To efficiently manage this trade-off, the authors propose employing Determinantal Point Processes (DPPs) to determine optimal compression levels without requiring extensive hyperparameter searches. This approach enables a systematic selection of compression quality that balances the amount and fidelity of stored data, demonstrated empirically across several benchmarks.

Experimental Evaluation

The research extensively validates MRDC across multiple continual learning benchmarks such as class-incremental learning settings on ImageNet-sub and ImageNet-full datasets, and semi-supervised continual learning scenarios in autonomous driving. Notably, on class-incremental scenarios, the implementation of MRDC showcased improvements in averaged incremental accuracies compared to state-of-the-art approaches. For instance, on ImageNet-sub, MRDC bolstered LUCIR's performance by approximately 2.66%, demonstrating robust resistance to forgetting even over numerous incremental phases.

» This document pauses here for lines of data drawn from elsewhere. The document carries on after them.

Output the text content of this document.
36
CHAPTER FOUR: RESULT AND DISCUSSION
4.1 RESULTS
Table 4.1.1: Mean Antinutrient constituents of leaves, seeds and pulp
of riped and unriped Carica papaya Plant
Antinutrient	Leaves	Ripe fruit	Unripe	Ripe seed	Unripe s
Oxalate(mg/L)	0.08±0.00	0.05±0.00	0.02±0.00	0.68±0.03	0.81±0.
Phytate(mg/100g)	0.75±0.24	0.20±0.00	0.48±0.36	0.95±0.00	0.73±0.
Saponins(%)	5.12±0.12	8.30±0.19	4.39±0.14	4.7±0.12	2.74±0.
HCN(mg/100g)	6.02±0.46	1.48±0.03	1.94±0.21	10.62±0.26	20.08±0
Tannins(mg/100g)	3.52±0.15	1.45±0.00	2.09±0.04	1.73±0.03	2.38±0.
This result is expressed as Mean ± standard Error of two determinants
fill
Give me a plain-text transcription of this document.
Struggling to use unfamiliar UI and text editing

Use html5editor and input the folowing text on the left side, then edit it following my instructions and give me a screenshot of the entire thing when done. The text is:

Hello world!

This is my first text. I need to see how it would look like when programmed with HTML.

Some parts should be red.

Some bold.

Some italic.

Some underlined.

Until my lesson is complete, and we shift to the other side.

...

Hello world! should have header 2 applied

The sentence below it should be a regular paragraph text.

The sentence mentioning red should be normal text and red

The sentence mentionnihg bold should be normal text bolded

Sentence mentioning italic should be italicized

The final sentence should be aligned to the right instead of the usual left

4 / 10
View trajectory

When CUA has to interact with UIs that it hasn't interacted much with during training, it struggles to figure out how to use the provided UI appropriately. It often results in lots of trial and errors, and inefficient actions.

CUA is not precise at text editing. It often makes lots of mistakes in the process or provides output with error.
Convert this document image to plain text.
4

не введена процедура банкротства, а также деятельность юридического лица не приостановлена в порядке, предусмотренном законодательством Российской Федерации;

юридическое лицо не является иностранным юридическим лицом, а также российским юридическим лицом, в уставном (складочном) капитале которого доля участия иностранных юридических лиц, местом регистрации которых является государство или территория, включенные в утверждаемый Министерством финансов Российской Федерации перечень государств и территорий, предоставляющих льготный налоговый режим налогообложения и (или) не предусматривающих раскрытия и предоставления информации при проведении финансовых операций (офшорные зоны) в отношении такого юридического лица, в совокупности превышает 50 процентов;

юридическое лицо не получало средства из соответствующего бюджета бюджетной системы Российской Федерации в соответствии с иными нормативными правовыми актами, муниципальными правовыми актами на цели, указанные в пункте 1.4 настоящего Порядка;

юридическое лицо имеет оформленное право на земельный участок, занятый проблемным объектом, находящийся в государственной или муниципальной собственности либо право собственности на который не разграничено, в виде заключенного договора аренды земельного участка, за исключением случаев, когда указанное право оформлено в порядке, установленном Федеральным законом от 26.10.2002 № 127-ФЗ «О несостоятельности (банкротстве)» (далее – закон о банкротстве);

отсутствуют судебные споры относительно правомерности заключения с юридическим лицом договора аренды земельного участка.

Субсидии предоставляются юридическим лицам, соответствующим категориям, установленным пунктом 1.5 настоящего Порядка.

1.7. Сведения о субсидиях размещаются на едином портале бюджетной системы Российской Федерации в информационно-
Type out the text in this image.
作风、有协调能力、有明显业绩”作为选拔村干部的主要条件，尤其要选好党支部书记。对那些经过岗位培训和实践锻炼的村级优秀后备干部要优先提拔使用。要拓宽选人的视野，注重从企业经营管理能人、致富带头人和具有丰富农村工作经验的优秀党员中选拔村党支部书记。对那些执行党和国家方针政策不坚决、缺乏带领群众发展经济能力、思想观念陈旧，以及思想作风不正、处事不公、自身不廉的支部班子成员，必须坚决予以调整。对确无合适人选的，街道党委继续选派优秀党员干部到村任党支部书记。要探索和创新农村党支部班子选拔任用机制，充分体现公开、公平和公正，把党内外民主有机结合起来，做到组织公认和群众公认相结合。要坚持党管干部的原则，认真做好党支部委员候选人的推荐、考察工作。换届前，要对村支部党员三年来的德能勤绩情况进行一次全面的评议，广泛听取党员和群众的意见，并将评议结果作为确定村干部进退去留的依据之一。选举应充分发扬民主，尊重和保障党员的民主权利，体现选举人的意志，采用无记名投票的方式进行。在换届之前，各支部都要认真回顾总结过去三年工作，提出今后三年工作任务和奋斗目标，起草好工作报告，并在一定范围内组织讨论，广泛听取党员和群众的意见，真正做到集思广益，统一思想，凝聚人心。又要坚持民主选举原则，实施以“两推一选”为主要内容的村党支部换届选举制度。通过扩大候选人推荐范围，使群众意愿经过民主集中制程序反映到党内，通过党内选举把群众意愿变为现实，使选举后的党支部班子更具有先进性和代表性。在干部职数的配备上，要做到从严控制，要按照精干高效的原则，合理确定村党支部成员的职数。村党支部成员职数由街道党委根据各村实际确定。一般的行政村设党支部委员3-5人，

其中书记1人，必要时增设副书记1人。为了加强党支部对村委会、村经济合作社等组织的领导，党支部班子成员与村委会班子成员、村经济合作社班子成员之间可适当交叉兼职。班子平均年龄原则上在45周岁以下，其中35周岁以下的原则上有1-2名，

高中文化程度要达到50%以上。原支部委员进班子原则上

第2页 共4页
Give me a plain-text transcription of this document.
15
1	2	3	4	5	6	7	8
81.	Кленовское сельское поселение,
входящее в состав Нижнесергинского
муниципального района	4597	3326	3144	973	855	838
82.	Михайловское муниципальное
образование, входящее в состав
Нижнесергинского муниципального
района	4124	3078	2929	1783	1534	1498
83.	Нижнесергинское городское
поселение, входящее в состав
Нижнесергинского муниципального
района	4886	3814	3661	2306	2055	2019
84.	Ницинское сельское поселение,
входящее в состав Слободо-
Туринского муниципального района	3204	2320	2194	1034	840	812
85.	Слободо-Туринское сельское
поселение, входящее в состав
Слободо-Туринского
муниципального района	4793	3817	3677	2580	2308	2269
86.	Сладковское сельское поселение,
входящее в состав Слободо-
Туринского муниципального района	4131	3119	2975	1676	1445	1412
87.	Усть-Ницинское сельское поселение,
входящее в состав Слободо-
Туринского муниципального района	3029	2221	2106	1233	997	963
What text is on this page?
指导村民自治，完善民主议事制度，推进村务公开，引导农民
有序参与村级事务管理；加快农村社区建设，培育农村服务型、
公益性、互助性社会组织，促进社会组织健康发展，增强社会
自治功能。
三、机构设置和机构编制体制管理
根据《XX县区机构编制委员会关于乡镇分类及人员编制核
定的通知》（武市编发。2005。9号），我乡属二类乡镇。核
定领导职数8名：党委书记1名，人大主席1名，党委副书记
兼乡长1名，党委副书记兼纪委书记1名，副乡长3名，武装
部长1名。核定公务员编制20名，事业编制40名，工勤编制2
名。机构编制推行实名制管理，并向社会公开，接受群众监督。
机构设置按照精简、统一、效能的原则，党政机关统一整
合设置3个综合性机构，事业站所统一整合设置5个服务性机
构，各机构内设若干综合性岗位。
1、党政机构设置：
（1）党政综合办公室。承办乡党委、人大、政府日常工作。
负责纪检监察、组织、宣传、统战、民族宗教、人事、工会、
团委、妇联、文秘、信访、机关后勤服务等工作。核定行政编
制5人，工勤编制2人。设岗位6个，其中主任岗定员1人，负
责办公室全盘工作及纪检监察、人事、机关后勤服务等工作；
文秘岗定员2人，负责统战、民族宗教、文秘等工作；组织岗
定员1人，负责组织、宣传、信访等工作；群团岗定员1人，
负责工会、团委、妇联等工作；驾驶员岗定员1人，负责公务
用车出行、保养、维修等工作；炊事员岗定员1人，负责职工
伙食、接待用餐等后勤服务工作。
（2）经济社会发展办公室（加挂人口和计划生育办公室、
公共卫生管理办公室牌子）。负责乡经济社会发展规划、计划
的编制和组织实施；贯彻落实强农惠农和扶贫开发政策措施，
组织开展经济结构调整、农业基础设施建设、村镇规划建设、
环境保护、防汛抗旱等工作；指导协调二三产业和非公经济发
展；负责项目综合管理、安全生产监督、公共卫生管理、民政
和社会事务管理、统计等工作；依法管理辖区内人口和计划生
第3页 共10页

Furthermore, the paper's practical applicability is emphasized through its application in real-world scenarios, notably in semi-supervised object detection tasks using the SODA10M dataset. The ability to compress and effectively replay large-scale object detection datasets suggests significant implications for autonomous systems that must continually integrate new data.

Implications and Future Directions

The paper's findings suggest several implications for future research and development:

  1. Scalability and Practicality: MRDC's efficient trade-off handling and compression make it particularly suitable for applications with stringent memory constraints, such as mobile and embedded systems.
  2. Integration with Emerging Techniques: As continual learning approaches diversify, integrating MRDC with neural architectures capable of adaptive compression or feature representation learning could amplify its benefits.
  3. Real-world Deployment: Augmenting autonomous systems with continual learning capabilities using MRDC can facilitate adaptive intelligence that remains robust over time without excessive computational resources.

In conclusion, the authors present a compelling case for the integration of data compression into memory replay strategies, pointing to enhanced efficiency, scalability, and practical deployment in varied continual learning contexts. This research not only provides an enhancement to existing methodologies but also opens pathways to innovative approaches in handling dynamism within neural network applications.